- Marchisio in 1958

Personal details
- Born: December 2, 1902 Brooklyn, New York City
- Died: 7 October 1973 Brooklyn, New York City, New York
- Alma mater: St. John's University, Fordham University
- Occupation: Family Court Judge, Fund Raiser and President of ARI

= Juvenal P. Marchisio =

American lawyer

Juvenal P. Marchisio (December 2, 1902 - October 7, 1973) was an important, non-governmental, figure in Italy's recovery from World War II. He was affiliated with three organizations. In 1944, he took over from Myron C. Taylor, the American Relief for Italy president. He founded Boys' Town of Italy, bringing to that nation a model of childcare from the United States. Finally, recognizing the importance of immigration to the United States and Italy, he founded the American Committee on Italian Migration (ACIM).

==Biography==
Born in Brooklyn on December 2, 1902. He attended St. John's University where his father taught, and at the Royal University of Genoa, Italy, before studying law at Fordham. Marchisio's father was Secondo Marchisio, a philosophy and Latin professor.

Marchisio was on the faculty at St. Johns from 1921 to 1934, and taught Dantesque literature and government. From 1928 to 1930, he gave a series of popular radio lectures on law and political economy, which helped raise his profile. In 1934 he ran for congress, losing in the primary to eventual winner, Richard J. Tonry. Marchisio supported Italian politics before World War II, for instance speaking out in support of the Italians in the Second Italo-Ethiopian War. In 1937, Marchisio was appointed to a ten-year term as Justice of the Court of Domestic Relations by Mayor Fiorello H. La Guardia. Also at that time he was president of Il Crociato, the Roman Catholic Diocesan Italian newspaper, where he had formerly served as managing editor. He also served as vice president of the Italian Historical Society and was a prominent member of the Knights of Columbus.

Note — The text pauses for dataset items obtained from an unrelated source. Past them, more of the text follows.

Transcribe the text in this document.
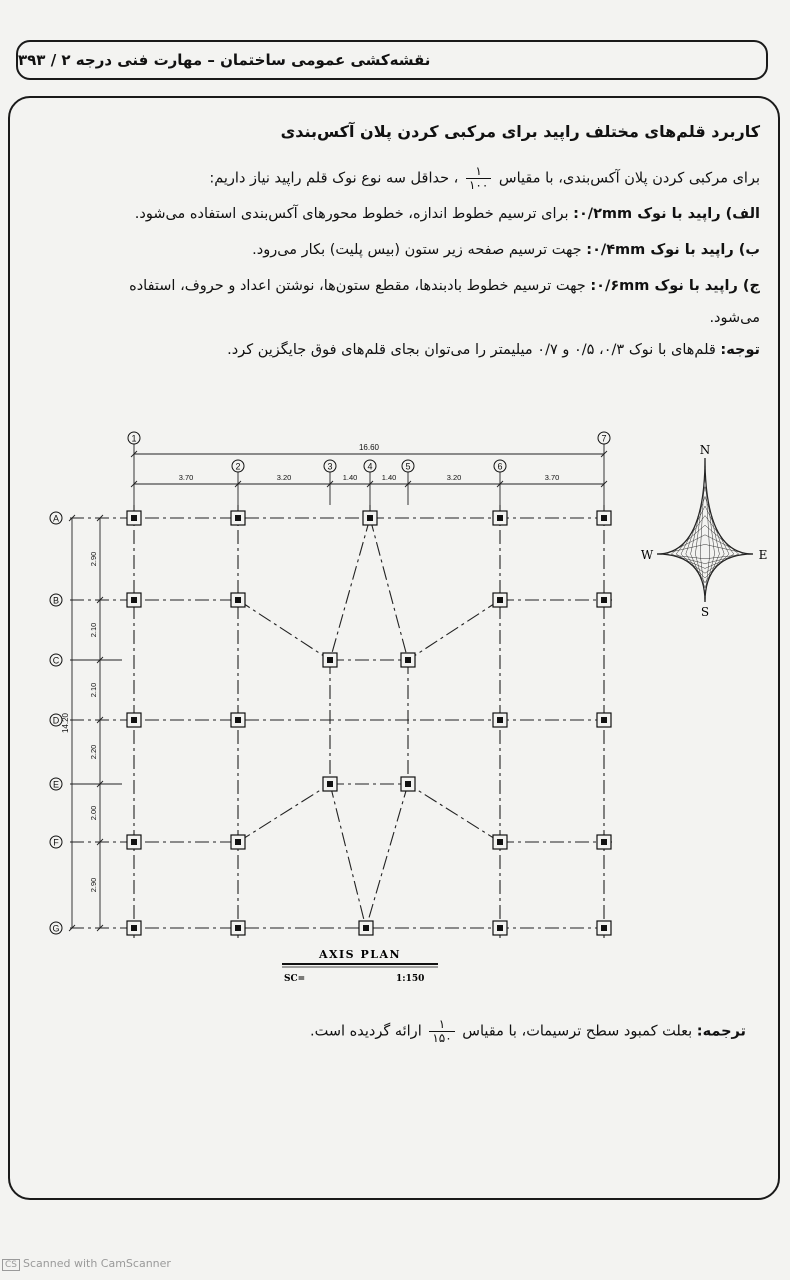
نقشه‌کشی عمومی ساختمان – مهارت فنی درجه ۲ / ۳۹۳
کاربرد قلم‌های مختلف راپید برای مرکبی کردن پلان آکس‌بندی
برای مرکبی کردن پلان آکس‌بندی، با مقیاس
$\frac{۱}{۱۰۰}$
، حداقل سه نوع نوک قلم راپید نیاز داریم:
الف) راپید با نوک ۰/۲mm: برای ترسیم خطوط اندازه، خطوط محورهای آکس‌بندی استفاده می‌شود.
ب) راپید با نوک ۰/۴mm: جهت ترسیم صفحه زیر ستون (بیس پلیت) بکار می‌رود.
ج) راپید با نوک ۰/۶mm: جهت ترسیم خطوط بادبندها، مقطع ستون‌ها، نوشتن اعداد و حروف، استفاده
می‌شود.
توجه: قلم‌های با نوک ۰/۳، ۰/۵ و ۰/۷ میلیمتر را می‌توان بجای قلم‌های فوق جایگزین کرد.
1
2	3	4	5	6
7
A
B
C
D
E
F
G
16.60
3.70	3.20	1.40	1.40	3.20	3.70
14.20
2.90
2.10
2.10
2.20
2.00
2.90
N
S
E
W
AXIS PLAN
SC=	1:150
ترجمه: بعلت کمبود سطح ترسیمات، با مقیاس
$\frac{۱}{۱۵۰}$
ارائه گردیده است.
CS Scanned with CamScanner
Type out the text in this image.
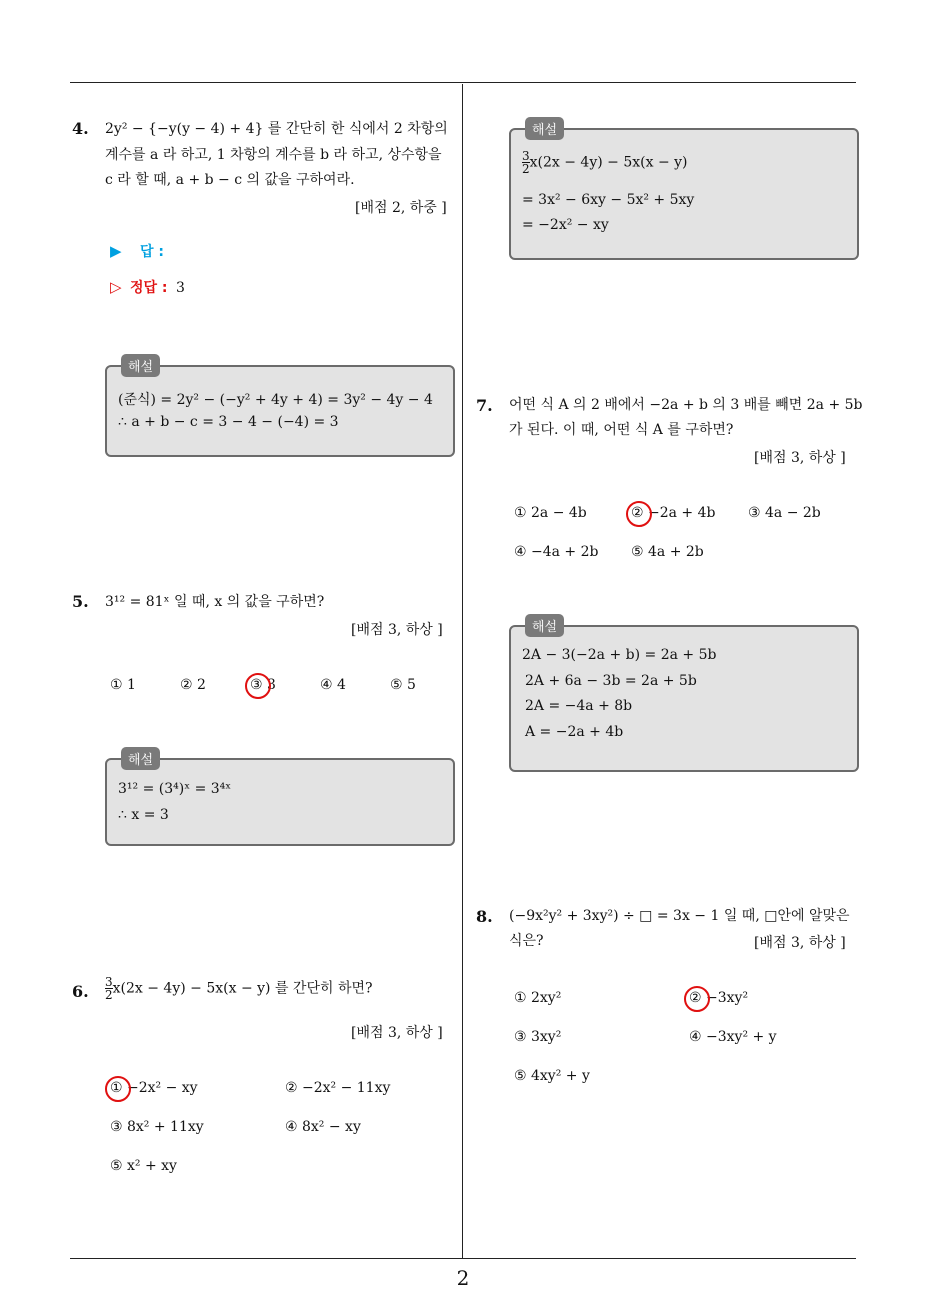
2
4. 2y² − {−y(y − 4) + 4} 를 간단히 한 식에서 2 차항의
계수를 a 라 하고, 1 차항의 계수를 b 라 하고, 상수항을
c 라 할 때, a + b − c 의 값을 구하여라.
[배점 2, 하중 ]
▶ 답 :
▷ 정답 : 3
해설
(준식) = 2y² − (−y² + 4y + 4) = 3y² − 4y − 4
∴ a + b − c = 3 − 4 − (−4) = 3
5. 3¹² = 81ˣ 일 때, x 의 값을 구하면?
[배점 3, 하상 ]
① 1	② 2	③ 3	④ 4	⑤ 5
해설
3¹² = (3⁴)ˣ = 3⁴ˣ
∴ x = 3
6. $\frac{3}{2} x(2x - 4y) - 5x(x - y)$ 를 간단히 하면?
[배점 3, 하상 ]
① −2x² − xy	② −2x² − 11xy
③ 8x² + 11xy	④ 8x² − xy
⑤ x² + xy
해설
$\frac{3}{2} x(2x - 4y) - 5x(x - y)$
= 3x² − 6xy − 5x² + 5xy
= −2x² − xy
7. 어떤 식 A 의 2 배에서 −2a + b 의 3 배를 빼면 2a + 5b
가 된다. 이 때, 어떤 식 A 를 구하면?
[배점 3, 하상 ]
① 2a − 4b	② −2a + 4b ③ 4a − 2b
④ −4a + 2b ⑤ 4a + 2b
해설
2A − 3(−2a + b) = 2a + 5b
2A + 6a − 3b = 2a + 5b
2A = −4a + 8b
A = −2a + 4b
8. (−9x²y² + 3xy²) ÷ □ = 3x − 1 일 때, □안에 알맞은
식은?	[배점 3, 하상 ]
① 2xy²	② −3xy²
③ 3xy²	④ −3xy² + y
⑤ 4xy² + y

In 1944, during World War II, he was appointed by Franklin D. Roosevelt to set up a nationwide organization to organize charity towards Italy, which became American Relief for Italy, and he became its president and fundraiser. In this, he helped send clothing and medical supplies to war torn Italy, even as the war continued. In 1944, he was given the rank of Magistral Knight-Grand Cross of the Sovereign Military Order of Malta, headed by Pope Pius XII. He also received the Silver Medal of Italy, the title of Privy Chamberlains of the Sword and Cape (also granted by Pope Pius XII), and the insignia of Knight Commander of the Order of Merit of the Italian Republic. He raised almost $40 million in supplies and funding for Italians displaced or victimized by World War II. During the early 1940s Marchisio initiated publicity and fundraising for Italy by unifying various charity groups including the Italian Welfare League, Christian Democratic Party, Boy Scouts and Sons of Italy. One of his largest contributions, in cooperation with the Christian Democratic Party, was the establishment of Boys' Town in Italy. Boys' Towns acted as Catholic orphanages for children of war veterans or those abandoned in destroyed cities. Specific efforts were made in order to accommodate the population of children, ensuring stable population growth.

He married Rosina Lawrence in 1939 and she ended her career as an actress. After many personal and professional achievements he died in 1973.